Le taux d’intérêt réel, défini comme le prix du capital (définition néoclassique) ou la
rémunération de la renonciation à la liquidité (définition keynésienne) corrigé pour tenir compte de
l’inflation, est en effet une variable économique clef en cela qu’elle détermine très largement le niveau
d’investissement (d’endettement) et, en partie, le niveau d’épargne. Le taux d’intérêt à court terme
est le prix de l’argent sur le marché monétaire, tandis que le taux d’intérêt à long terme représente
le prix du capital sur le marché des titres - les deux étant liés par des mécanismes de propagation. Le
taux d’intérêt constitue dès lors un « trait d’union » privilégié entre sphère réelle et sphère financière,
tout autant qu’entre le court terme et le long terme (l’épargne finançant l’investissement). Il constitue
ainsi pour toute politique monétaire un canal-cible privilégié (objectif intermédiaire) pour promouvoir
l’allocation du capital la plus optimale possible, et accompagner la croissance économique avec
une croissance de la masse monétaire appropriée. Depuis les grandes réformes de libéralisation
financière des années 1986-1987, les politiques monétaires ont par conséquent abandonné
l’encadrement du crédit pour se concentrer sur l’arme des taux d’intérêt : via les évolutions de leurs
taux directeurs, et les « effets de signal » correspondants, les Banques centrales influencent en effet
directement le taux d’intérêt à court terme, et, par là, le taux d’intérêt à long terme. Et, si ce qui est
visé ici directement est la stabilité des prix, c’est aussi plus ou moins directement la croissance
économique (objectifs finaux).
Or, si les liens entre taux d’intérêt et croissance sont ténus, ils sont aussi souvent
incertains. D’un côté le niveau des taux d’intérêt détermine en partie la croissance (offre de capital,
épargne), et de l’autre, les anticipations de croissance déterminent largement les taux d’intérêt
(demande de capital, investissement). Mais, les fuites dans le circuit financier épargne/investissement
sont nombreuses. De surcroît, la globalisation financière vient contrarier les politiques économiques,
en restreignant leur marge de manœuvre du fait de la très forte mobilité des capitaux.

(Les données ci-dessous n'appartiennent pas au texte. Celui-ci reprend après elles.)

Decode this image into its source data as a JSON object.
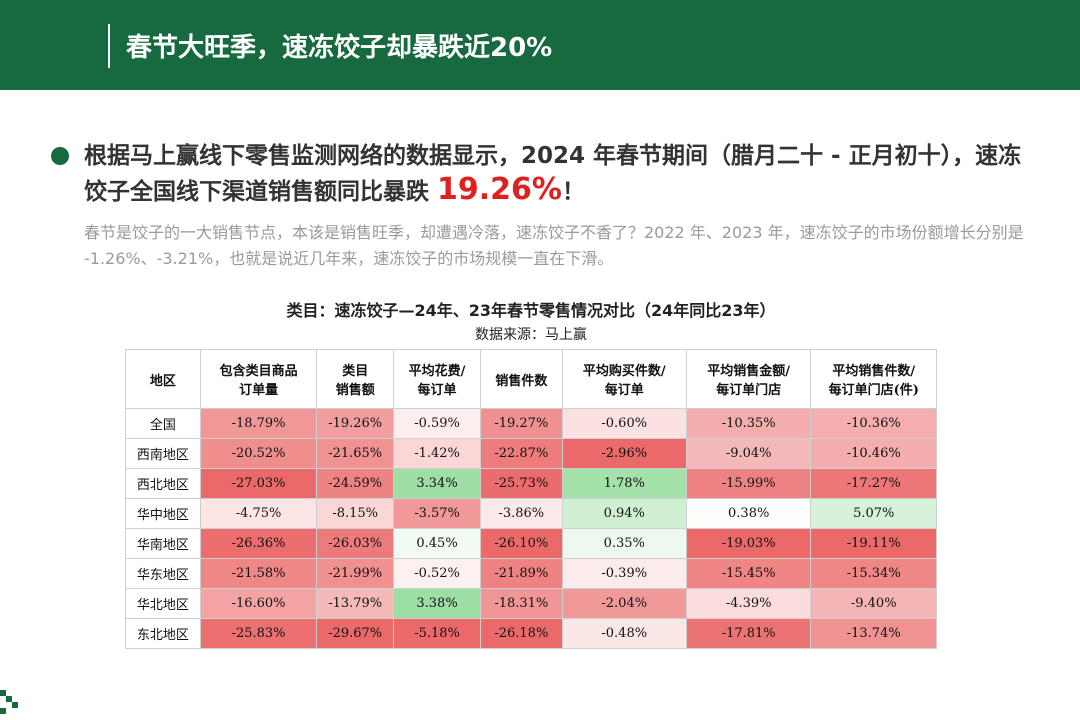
{
  "header": {
    "title": "春节大旺季，速冻饺子却暴跌近20%"
  },
  "bullet": {
    "lead": "根据马上赢线下零售监测网络的数据显示，2024 年春节期间（腊月二十 - 正月初十），速冻饺子全国线下渠道销售额同比暴跌 ",
    "highlight": "19.26%",
    "tail": "！"
  },
  "note": "春节是饺子的一大销售节点，本该是销售旺季，却遭遇冷落，速冻饺子不香了？2022 年、2023 年，速冻饺子的市场份额增长分别是 -1.26%、-3.21%，也就是说近几年来，速冻饺子的市场规模一直在下滑。",
  "table": {
    "title": "类目：速冻饺子—24年、23年春节零售情况对比（24年同比23年）",
    "source": "数据来源：马上赢",
    "columns": [
      [
        "地区"
      ],
      [
        "包含类目商品",
        "订单量"
      ],
      [
        "类目",
        "销售额"
      ],
      [
        "平均花费/",
        "每订单"
      ],
      [
        "销售件数"
      ],
      [
        "平均购买件数/",
        "每订单"
      ],
      [
        "平均销售金额/",
        "每订单门店"
      ],
      [
        "平均销售件数/",
        "每订单门店(件)"
      ]
    ],
    "rows": [
      [
        "全国",
        "-18.79%",
        "-19.26%",
        "-0.59%",
        "-19.27%",
        "-0.60%",
        "-10.35%",
        "-10.36%"
      ],
      [
        "西南地区",
        "-20.52%",
        "-21.65%",
        "-1.42%",
        "-22.87%",
        "-2.96%",
        "-9.04%",
        "-10.46%"
      ],
      [
        "西北地区",
        "-27.03%",
        "-24.59%",
        "3.34%",
        "-25.73%",
        "1.78%",
        "-15.99%",
        "-17.27%"
      ],
      [
        "华中地区",
        "-4.75%",
        "-8.15%",
        "-3.57%",
        "-3.86%",
        "0.94%",
        "0.38%",
        "5.07%"
      ],
      [
        "华南地区",
        "-26.36%",
        "-26.03%",
        "0.45%",
        "-26.10%",
        "0.35%",
        "-19.03%",
        "-19.11%"
      ],
      [
        "华东地区",
        "-21.58%",
        "-21.99%",
        "-0.52%",
        "-21.89%",
        "-0.39%",
        "-15.45%",
        "-15.34%"
      ],
      [
        "华北地区",
        "-16.60%",
        "-13.79%",
        "3.38%",
        "-18.31%",
        "-2.04%",
        "-4.39%",
        "-9.40%"
      ],
      [
        "东北地区",
        "-25.83%",
        "-29.67%",
        "-5.18%",
        "-26.18%",
        "-0.48%",
        "-17.81%",
        "-13.74%"
      ]
    ]
  }
}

Problématique : Il s’agit dès lors de se demander jusqu’à quel point il est possible de leur redonner la
marge de manœuvre nécessaire à l’accompagnement optimal de la croissance économique ?
I) Courroie de transmission entre sphère réelle et sphère financière, les taux d’intérêt
sont devenus pour toute politique monétaire une cible privilégiée, au service d’une
meilleure régulation des marchés financiers et d’une croissance durable…
A) Courroie de transmission entre sphère réelle et sphère financière, les taux d’intérêt jouent
de plus en plus un rôle clef dans le financement de la croissance économique.
•
La sphère financière doit permettre un financement optimal de la croissance de l’économie
réelle : Au niveau macroéconomique, les taux d’intérêt sont le « prix » sur les marchés financiers.
D’après les principes libéraux, leur fixation libre par le marché est optimale au regard de la croissance
(cf. « taux naturel » selon WICKSELL). D’où les mouvements récents de déréglementation /
désintermédiation. Au niveau microéconomique, les marchés financiers permettent un financement au
moindre coût ainsi que l’opportunité d’une croissance interne via l’accroissement des fonds propres.
•
Les taux d’intérêt sont donc une courroie de transmission au rôle de plus en plus
fondamental : Il existe en réalité une multiplicité de « taux d’intérêt », mais les liens entre eux sont
étroits, et leur influence sur la sphère réelle importante (épargne et investissement). En agissant sur
les taux, on agit sur le financement de l’économie tout entier, et donc sur la croissance. D’autres
objectifs intermédiaires restent néanmoins fondamentaux dans l’optique de ces objectifs finaux : les
taux de change, notamment, et la croissance de la masse monétaire (toujours un des objectifs
intermédiaires de la BCE).
•
Mais les mécanismes des transmission sont complexes et aux effets in fine ambivalents & peu
clairs : Cf. les risques de fuite dans le circuit financier mis en lumière par Keynes (le motif de
spéculation, par nature « improductive », est un des motifs de préférence pour la liquidité). Dans
cette optique, le taux d’intérêt n’est plus seulement le prix du capital mais aussi le prix de la
renonciation à la liquidité. Cf. effets contradictoires d’une hausse des taux d’intérêt (effet de
substitution vs. effet de revenu). Cf. aussi l’effet de propagation plus ou moins long des taux à court
terme sur les taux à long terme, en fonction des économies (relativement court dans les pays anglosaxons, assez long en France).
B) Les taux d’intérêt sont ainsi devenus pour toute politique monétaire une cible privilégiée,
au service d’une meilleure régulation des marchés financiers et d’une croissance durable.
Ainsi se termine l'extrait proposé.